Improving Sparkless for Robin-Sparkless

This document lists concrete ways to improve Sparkless so it works better with the Robin backend (robin-sparkless). It is based on the Robin mode failure analysis and test report.

1. Summary

Area	Priority	Owner	Status / notes
Join: support Column expression as `on`	High	Sparkless	Done – materializer accepts `col == col` and extracts join keys; Robin path no longer raises unsupported. Join result is 0 rows → see “Join result” below.
Join: fix 0-row result (inner/left/right/outer)	High	Sparkless / robin-sparkless	Robin materializer runs join but returns 0 rows; debug robin `join(on=..., how=...)` and/or our `collect()` → Row conversion.
Filter: support AND/OR and more expressions	High	Sparkless	Done – `_simple_filter_to_robin` handles `ColumnOperation("&", ...)` and `ColumnOperation("\|", ...)` recursively.
groupBy + agg in Robin materializer	High	Sparkless	Add `groupBy` (and agg) to `SUPPORTED_OPERATIONS` and translate to robin_sparkless `group_by` + GroupedData aggregations.
Semi/anti join support in Robin	Medium	Sparkless / robin-sparkless	Done – `_can_handle_join` and materialize accept `left_semi` / `left_anti`; robin may support or raise at runtime.
Column comparison / TypeError in fixtures	Medium	Sparkless	Avoid comparing or ordering raw `Column` objects in assertion/sort helpers; resolve to values or use supported expressions.
Parquet/table append semantics for Robin	Medium	Sparkless	If append/visibility under Robin storage is wrong, fix storage/session logic for the Robin delegate.
Test/fixture expectations (robin in backend list)	Low	Sparkless	Done – include `'robin'` where tests assume backends (e.g. unified infrastructure example).
Robin storage `db_path`	Low	Sparkless	Done – added so teardown no longer raises.

2. Implemented

Robin storage db_path – RobinStorageManager exposes db_path; parquet teardown ERRORs are fixed.
Arbitrary schema – Materializer uses create_dataframe_from_rows(data, schema) and _spark_type_to_robin_dtype for any schema.
orderBy, withColumn, join, union – Materializer supports these; join accepts both string/list and Column expression (col == col) via _join_on_to_column_names().
Join on Column expression – _can_handle_join and join materialization use _join_on_to_column_names(on) so df.join(other, df.a == other.a, "inner") is handled by Robin instead of raising unsupported.
Filter AND/OR – _simple_filter_to_robin handles ColumnOperation("&", left, right) and ColumnOperation("|", left, right) recursively so combined conditions are translated to Robin.
Semi/anti join – _can_handle_join accepts left_semi, left_anti, semi, anti; materialize passes them through to robin (robin may support or raise at runtime).
Join Row conversion – Materializer uses SchemaManager.project_schema_with_operations to build a final schema and passes it to Row(d, schema=final_schema) so column order and duplicate names after join are correct.
Tests/fixtures – Backend list includes 'robin' where needed (e.g. unified infrastructure example).

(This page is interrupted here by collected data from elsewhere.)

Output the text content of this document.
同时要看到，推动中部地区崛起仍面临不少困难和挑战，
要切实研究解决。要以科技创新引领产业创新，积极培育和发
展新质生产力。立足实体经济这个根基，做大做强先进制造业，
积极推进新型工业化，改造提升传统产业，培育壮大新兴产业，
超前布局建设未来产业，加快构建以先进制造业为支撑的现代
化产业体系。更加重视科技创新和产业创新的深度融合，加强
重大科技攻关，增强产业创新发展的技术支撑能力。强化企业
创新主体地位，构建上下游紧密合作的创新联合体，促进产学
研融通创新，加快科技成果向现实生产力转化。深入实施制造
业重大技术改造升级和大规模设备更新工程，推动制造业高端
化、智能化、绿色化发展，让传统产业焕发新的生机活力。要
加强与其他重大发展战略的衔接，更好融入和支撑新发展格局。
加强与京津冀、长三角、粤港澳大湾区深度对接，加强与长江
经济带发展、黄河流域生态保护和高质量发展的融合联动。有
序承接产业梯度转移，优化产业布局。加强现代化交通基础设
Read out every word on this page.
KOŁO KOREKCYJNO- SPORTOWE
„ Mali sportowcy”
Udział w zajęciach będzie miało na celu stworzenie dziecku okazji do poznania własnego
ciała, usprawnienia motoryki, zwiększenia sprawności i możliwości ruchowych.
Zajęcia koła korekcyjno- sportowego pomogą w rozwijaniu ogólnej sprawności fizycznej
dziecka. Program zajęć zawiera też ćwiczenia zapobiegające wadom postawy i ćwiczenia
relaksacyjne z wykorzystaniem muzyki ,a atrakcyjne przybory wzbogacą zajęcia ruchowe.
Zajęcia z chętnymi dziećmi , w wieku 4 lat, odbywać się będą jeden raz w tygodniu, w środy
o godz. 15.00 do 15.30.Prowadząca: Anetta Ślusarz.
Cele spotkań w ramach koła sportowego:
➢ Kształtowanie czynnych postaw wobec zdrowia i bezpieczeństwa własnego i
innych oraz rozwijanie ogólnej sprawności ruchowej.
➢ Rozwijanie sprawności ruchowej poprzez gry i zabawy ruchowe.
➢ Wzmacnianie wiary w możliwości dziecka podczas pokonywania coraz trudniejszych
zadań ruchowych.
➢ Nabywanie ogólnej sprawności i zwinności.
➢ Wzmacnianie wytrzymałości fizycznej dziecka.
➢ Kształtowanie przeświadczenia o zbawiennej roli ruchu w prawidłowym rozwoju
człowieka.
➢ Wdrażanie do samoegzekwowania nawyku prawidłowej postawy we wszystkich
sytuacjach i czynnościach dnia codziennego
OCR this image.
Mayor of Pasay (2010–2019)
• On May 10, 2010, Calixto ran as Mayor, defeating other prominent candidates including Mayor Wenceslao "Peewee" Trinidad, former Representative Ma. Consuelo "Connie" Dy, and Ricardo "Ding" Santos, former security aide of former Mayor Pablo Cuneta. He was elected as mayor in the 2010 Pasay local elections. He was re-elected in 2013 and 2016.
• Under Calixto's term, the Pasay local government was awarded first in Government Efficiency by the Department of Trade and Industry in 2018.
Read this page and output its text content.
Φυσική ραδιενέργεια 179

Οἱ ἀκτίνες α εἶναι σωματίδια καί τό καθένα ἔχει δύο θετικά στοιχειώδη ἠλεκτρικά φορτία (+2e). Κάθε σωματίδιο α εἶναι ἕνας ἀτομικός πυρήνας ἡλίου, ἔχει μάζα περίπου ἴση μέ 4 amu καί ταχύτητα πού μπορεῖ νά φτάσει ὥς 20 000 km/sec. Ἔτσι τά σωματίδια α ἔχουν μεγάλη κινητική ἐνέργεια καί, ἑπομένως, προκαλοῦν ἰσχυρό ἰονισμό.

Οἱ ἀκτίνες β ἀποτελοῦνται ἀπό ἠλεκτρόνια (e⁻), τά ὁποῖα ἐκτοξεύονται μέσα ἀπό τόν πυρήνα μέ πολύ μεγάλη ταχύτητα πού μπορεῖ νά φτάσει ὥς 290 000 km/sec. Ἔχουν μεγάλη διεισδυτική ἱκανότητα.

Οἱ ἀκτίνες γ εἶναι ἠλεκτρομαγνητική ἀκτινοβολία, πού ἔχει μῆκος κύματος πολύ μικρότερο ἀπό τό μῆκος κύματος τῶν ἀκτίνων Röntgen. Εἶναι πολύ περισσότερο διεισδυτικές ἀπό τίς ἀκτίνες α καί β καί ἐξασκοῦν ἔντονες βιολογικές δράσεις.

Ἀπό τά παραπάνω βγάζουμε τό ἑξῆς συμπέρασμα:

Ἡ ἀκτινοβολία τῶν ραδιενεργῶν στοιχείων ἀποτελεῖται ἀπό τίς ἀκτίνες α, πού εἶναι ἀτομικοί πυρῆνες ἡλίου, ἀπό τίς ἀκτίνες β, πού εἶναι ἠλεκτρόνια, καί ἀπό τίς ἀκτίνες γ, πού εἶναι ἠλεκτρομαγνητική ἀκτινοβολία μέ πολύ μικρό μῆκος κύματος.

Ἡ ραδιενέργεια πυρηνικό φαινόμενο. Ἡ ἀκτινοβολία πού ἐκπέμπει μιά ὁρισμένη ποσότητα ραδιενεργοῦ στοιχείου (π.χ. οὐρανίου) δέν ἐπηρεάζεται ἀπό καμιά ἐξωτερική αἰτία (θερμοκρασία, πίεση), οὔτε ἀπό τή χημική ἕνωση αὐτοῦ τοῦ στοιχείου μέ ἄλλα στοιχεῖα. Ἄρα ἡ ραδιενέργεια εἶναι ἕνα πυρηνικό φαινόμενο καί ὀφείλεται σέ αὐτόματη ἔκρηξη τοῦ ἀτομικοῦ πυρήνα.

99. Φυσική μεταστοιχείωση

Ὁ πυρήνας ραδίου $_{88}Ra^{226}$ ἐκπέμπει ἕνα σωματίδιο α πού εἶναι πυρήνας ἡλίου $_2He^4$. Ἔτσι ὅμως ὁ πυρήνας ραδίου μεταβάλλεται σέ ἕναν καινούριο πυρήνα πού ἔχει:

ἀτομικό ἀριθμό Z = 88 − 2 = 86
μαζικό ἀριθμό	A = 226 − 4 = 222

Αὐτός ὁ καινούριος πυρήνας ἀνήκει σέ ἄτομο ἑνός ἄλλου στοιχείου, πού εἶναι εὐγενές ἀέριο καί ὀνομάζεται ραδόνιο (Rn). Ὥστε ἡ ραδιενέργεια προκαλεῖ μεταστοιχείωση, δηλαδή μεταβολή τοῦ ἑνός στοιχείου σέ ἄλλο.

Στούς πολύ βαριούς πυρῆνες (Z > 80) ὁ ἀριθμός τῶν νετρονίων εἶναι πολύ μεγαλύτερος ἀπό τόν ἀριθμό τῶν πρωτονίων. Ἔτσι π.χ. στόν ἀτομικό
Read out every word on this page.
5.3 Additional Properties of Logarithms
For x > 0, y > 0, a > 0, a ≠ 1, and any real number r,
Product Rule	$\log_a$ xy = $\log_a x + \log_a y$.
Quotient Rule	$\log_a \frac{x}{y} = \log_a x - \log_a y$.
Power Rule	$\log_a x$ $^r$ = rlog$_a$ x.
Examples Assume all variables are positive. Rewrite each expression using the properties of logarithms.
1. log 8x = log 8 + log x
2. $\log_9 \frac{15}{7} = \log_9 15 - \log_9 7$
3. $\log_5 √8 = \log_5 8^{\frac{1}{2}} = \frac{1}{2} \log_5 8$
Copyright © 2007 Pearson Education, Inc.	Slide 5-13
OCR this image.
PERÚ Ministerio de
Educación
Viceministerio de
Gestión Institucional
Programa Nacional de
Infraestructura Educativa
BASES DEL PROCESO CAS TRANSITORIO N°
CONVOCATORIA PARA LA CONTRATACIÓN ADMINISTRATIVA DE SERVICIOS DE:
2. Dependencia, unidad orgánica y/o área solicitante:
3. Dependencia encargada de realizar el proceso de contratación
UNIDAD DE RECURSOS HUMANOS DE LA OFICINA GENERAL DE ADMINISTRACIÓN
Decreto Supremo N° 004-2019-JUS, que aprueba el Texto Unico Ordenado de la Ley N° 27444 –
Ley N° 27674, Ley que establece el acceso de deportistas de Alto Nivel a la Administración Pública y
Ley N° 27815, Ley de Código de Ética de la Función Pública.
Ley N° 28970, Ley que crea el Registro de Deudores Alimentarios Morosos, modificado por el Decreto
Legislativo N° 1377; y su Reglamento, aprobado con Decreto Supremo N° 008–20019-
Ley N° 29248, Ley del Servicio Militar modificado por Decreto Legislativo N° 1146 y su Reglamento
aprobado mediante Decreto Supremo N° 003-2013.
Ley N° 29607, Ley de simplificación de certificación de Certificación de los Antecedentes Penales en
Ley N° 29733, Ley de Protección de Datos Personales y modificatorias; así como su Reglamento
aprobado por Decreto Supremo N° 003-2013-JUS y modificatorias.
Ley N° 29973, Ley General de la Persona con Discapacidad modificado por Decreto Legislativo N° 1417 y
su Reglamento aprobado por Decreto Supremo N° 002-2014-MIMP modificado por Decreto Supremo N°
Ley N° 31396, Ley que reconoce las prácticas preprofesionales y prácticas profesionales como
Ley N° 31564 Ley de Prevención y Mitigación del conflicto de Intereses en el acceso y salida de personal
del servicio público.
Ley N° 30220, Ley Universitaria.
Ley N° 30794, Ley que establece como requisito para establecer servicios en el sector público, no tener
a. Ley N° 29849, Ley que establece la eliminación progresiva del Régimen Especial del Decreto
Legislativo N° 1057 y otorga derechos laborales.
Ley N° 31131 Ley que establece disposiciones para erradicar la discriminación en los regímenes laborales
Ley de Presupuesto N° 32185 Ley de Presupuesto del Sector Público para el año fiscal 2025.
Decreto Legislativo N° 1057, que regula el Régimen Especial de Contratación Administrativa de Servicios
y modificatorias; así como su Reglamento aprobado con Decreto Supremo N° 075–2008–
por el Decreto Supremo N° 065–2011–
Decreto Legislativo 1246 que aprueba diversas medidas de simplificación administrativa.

3. Recommended next steps (in order)

3.1 Fix join result (0 rows)

Robin join path runs but returns 0 rows for inner/left/right/outer.

Sparkless: Check how we convert df.collect() to List[Row] (column names, schema, duplicate names after join). Ensure we’re not dropping or mis-mapping columns.
robin-sparkless: Verify join(other, on=["dept_id"], how="inner") with two DataFrames that both have dept_id returns the expected rows; if not, report upstream or adapt our call (e.g. left_on/right_on if the API supports it).

3.2 Extend filter translation (AND/OR)

Many failures are SparkUnsupportedOperationError for filter.

In sparkless/backend/robin/materializer.py, extend _simple_filter_to_robin (or add a wrapper) to handle:
- ColumnOperation("&", left, right) → _simple_filter_to_robin(left) and _simple_filter_to_robin(right) (and map to robin’s & or chained .filter()).
- ColumnOperation("|", left, right) → same for OR.
Recursively support nested AND/OR so more real-world filters are handled by Robin.

3.3 Add groupBy + agg to Robin materializer

Add "groupBy" to RobinMaterializer.SUPPORTED_OPERATIONS.
In the operations queue, groupBy is typically followed by a GroupedData agg; the payload may be (group_by_columns, agg_exprs) or similar (see how Polars materializer receives it).
Translate to robin_sparkless: df.group_by([...]).agg(...) (or equivalent GroupedData API). Start with simple aggs (count, sum, min, max, avg).

3.4 Semi/anti join

Check robin_sparkless API for left_semi / left_anti (or equivalent). If present, add _can_handle_join for how in ("left_semi", "left_anti") and translate in the join branch.
If absent, keep raising unsupported for semi/anti or document as limitation.

4. Code locations

Change	File(s)
Join on expression, filter AND/OR, groupBy	`sparkless/backend/robin/materializer.py`
Column comparison in tests	`tests/fixtures/comparison.py` (and any assertion helpers that compare Column objects)
Robin storage	`sparkless/backend/robin/storage.py`

5. How to validate

Run full suite in Robin mode and compare pass/fail counts to the last report:

SPARKLESS_TEST_BACKEND=robin SPARKLESS_BACKEND=robin pytest tests/ --ignore=tests/archive -n 10 --dist loadfile -v --tb=short 2>&1 | tee tests/robin_mode_test_results.txt

Run only parity join tests to confirm join path and row counts:

SPARKLESS_TEST_BACKEND=robin SPARKLESS_BACKEND=robin pytest tests/parity/dataframe/test_join.py -v --tb=short

After adding filter AND/OR or groupBy, run filter/groupby parity tests in Robin mode and check that they pass or fail with a clear, non-unsupported error.

6. robin-sparkless (upstream)

Robin-sparkless already exposes the APIs we need (arbitrary schema, filter, select, with_column, order_by, join, union, group_by, GroupedData). No upstream feature request is required for “more operations” or “flexible schema.” Concrete bugs (wrong result, wrong row count, missing behavior) should be reported upstream with a minimal repro; see robin_sparkless_issues.md.